The funding request is a sliver of the DPS’s estimated $2.2 billion proposed baseline budget, but it was still met with some resistance from border lawmakers who questioned how and where the officers would be deployed.
“El Paso is very different from Brownsville and Hidalgo [County], and the needs are different,” state Rep. Marisa Márquez, D-El Paso, said. “Does that conversation happen at all, or does border security just get lumped into El Paso to Brownsville? Are we putting this issue under the same scrutiny that we put other agencies under when we’re talking about an increase in [full-time employees]?”
State Rep. John Otto, R-Dayton, the committee chairman, said that decision would ultimately be up to DPS. He added that the end goal is to withdraw the Texas National Guard, which has had hundreds of troops in the Rio Grande Valley since last summer.
Removing the troops is something most border lawmakers have been lobbying for as they have said soldiers on the border harms the area’s image and scares away businesses.
“The need has been expressed for 250 of them to be deployed along the border,” Otto said. “I certainly am not qualified to go tell DPS how they should be deployed.”
Otto reminded the budget-writing committee that lawmakers initially asked for 500 new troopers, which DPS officials said wouldn’t be possible in such a short timeframe. But border Democrats also wanted to know what mechanisms, if any, will be offered to measure the success of the surge. The concern stems from testimony last month by DPS Director Steve McCraw. He told the Senate Finance Committee that the surge is working but lacks efficiency because troopers have to be rotated in and out of the area, which costs money.

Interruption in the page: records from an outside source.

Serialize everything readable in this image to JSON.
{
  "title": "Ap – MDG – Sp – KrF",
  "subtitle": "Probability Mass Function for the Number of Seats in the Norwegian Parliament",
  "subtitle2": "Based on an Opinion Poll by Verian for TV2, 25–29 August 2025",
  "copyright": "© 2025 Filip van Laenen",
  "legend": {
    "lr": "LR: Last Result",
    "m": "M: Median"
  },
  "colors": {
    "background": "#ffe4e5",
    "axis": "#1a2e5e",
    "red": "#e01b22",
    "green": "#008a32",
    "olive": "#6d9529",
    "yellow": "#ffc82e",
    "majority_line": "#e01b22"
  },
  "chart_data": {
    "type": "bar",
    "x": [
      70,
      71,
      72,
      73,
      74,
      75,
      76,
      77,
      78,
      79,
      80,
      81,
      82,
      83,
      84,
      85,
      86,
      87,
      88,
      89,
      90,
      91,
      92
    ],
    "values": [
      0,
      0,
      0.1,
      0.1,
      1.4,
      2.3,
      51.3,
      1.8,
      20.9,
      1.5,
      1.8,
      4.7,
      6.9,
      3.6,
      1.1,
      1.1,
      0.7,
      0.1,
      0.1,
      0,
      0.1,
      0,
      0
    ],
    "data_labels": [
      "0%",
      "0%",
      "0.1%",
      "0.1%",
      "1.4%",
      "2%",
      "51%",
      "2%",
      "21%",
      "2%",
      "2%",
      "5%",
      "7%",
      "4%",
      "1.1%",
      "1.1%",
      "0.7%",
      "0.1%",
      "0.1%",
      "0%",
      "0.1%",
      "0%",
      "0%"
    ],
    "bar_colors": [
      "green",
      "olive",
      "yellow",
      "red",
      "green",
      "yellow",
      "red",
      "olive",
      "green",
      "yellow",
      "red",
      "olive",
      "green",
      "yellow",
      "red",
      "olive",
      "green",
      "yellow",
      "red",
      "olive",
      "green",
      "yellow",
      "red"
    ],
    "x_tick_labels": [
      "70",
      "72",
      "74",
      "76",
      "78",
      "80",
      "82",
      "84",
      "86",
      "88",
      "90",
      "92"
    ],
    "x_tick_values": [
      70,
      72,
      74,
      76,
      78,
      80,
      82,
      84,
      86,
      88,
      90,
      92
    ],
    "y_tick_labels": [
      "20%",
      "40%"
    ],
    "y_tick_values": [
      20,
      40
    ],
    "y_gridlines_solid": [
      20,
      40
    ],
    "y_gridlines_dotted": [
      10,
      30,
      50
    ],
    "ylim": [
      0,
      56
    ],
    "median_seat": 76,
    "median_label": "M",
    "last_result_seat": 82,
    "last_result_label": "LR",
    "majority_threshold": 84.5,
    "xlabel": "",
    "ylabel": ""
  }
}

State Rep. Sylvester Turner, D-Houston, the Appropriations Committee vice chairman, said the budget request would include a rider that will seek to keep the agency accountable by reporting how the money is being spent on the border.
State Rep. Sergio Muñoz, D-Palmview, said the entire agency should be placed under scrutiny.
“In my opinion, law enforcement concerns are about issues all over the state,” he said. “My concern is, how are we measuring success? What are the metrics? We should address the inefficiencies before adding more manpower.”
Lawmakers also want more answers on how the deployment of hundreds of border cameras is working. McCraw testified last month that the department’s goal is to transition from “boots on the ground” to a combination of officers and technology. But state Rep. Helen Giddings, D-DeSoto, said the agency hasn’t provided enough guidance on that.
“There is a desire on my part to be fully supportive of what the head of the agency says we need to do there,” she said. “There is not enough information here for a full assessment of that.”
According to a timeline of the camera-installation project provided by the office of state Rep. Armando Walle, D-Houston, members of the Texas National Guard reported to the border on March 2 to begin installation of 500 cameras “to strategically pre-designated areas along the border.”